Schon im Jahr 1916 sagte Albert Einstein voraus, dass die Bewegung massereicher Objekte im Kosmos die Raumzeit zum Schwingen bringen kann. Doch erst knapp 100 Jahre später, im Jahr 2015, gelang es Astronomen mithilfe der Gravitationswellendetektoren LIGO in den USA, diese Gravitationswellen auch nachzuweisen. Sie detektierten die kurzzeitigen, hochfrequenten Raumzeitschwingungen, die beim Verschmelzen zweier stellarer Schwarzer Löcher freiwerden – ins Akustische übertragen, ähneln diese Signale einem kurzen Pfeiflaut oder Tschilpen. Doch schon länger vermuten Physiker, dass es noch weitere, länger anhaltende und sehr langwellige Gravitationswellen im Kosmos geben muss. Der Theorie zufolge müssten solche extrem niederfrequenten Raumzeitschwingungen beispielsweise entstehen, wenn supermassereiche Schwarze Löcher von kollidierenden Galaxien miteinander interagieren, andere Wellen könnten noch aus der Anfangszeit des Kosmos stammen.
Pulsare als Gravitationswellen-Detektoren
Ähnlich wie die kosmische Hintergrundstrahlung das gesamte Weltall mit einem schwachen, aber überall nachweisbaren Rauschen erfüllt, müsste dieser Gravitationswellen-Hintergrund ebenfalls den gesamten Kosmos durchziehen, so die Theorie. Das Problem besteht jedoch darin, diese sehr langwelligen Gravitationswellen nachzuweisen.

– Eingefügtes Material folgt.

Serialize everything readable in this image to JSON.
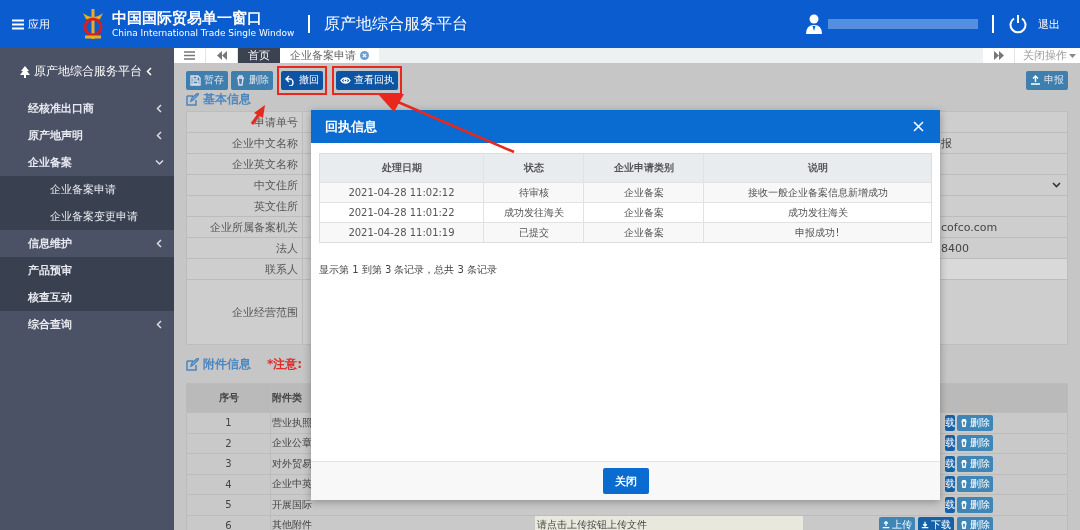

Weil jede einzelne Schwingung mehrere Lichtjahre lang sein kann und sich die Raumzeit dementsprechend langsam und graduell verändert, ist sie mit irdischen Messinstrumenten nicht nachweisbar. “Um solche gigantischen Gravitationswellen zu detektieren, benötigt man einen Detektor ähnlicher Größe und viel Geduld”, erklärt Maura McLaughlin von der West Virginia University. Deshalb haben sich Astronomen in der Kollaboration “North American Nanohertz Observatory for Gravitational Waves” (NANOGrav) zusammengeschlossen, um mithilfe kosmischer “Helfer” nach diesen Riesenschwingungen zu suchen.

Dafür peilten die Astronomen mithilfe mehrerer großer Radioobservatorien, darunter dem Arecibo-Radioteleskop in Puerto Rico, dem Green Bank Telescope in West Virginia und dem Very Large Array in New Mexico 67 Millisekunden-Pulsare in unserer Galaxie an. Pulsare sind Neutronensterne, die sich extrem schnell um die eigene Achse drehen und dabei wie eine Art kosmischer Leuchtturm einen gebündelten Strahl von Radiowellen aussenden. Von der Erde aus geben diese Pulsare dadurch schnelle, aber sehr regelmäßige Radiopulse von sich. An diesem Punkt kommen die langwelligen Gravitationswellen ins Spiel: Wenn sie die Raumzeit zwischen uns und den Pulsaren dehnen und stauchen, dann verändert dies auch die Laufzeit der Radiopulse von den Pulsaren. Theoretisch müsste sich dies in winzigen Unregelmäßigkeiten ihres eigentlich regelmäßigen “Tickens” zeigen. Im Laufe mehrerer Jahre müsste die Art dieser Verschiebungen die Form der Raumzeitschwingungen nachzeichnen. “Pulsare sind allerdings relativ schwache Radioquellen, daher benötigten wir tausende Stunden Beobachtungszeit pro Jahr an einigen der größten Teleskope der Welt, um dieses Experiment durchzuführen”, sagt McLaughlin.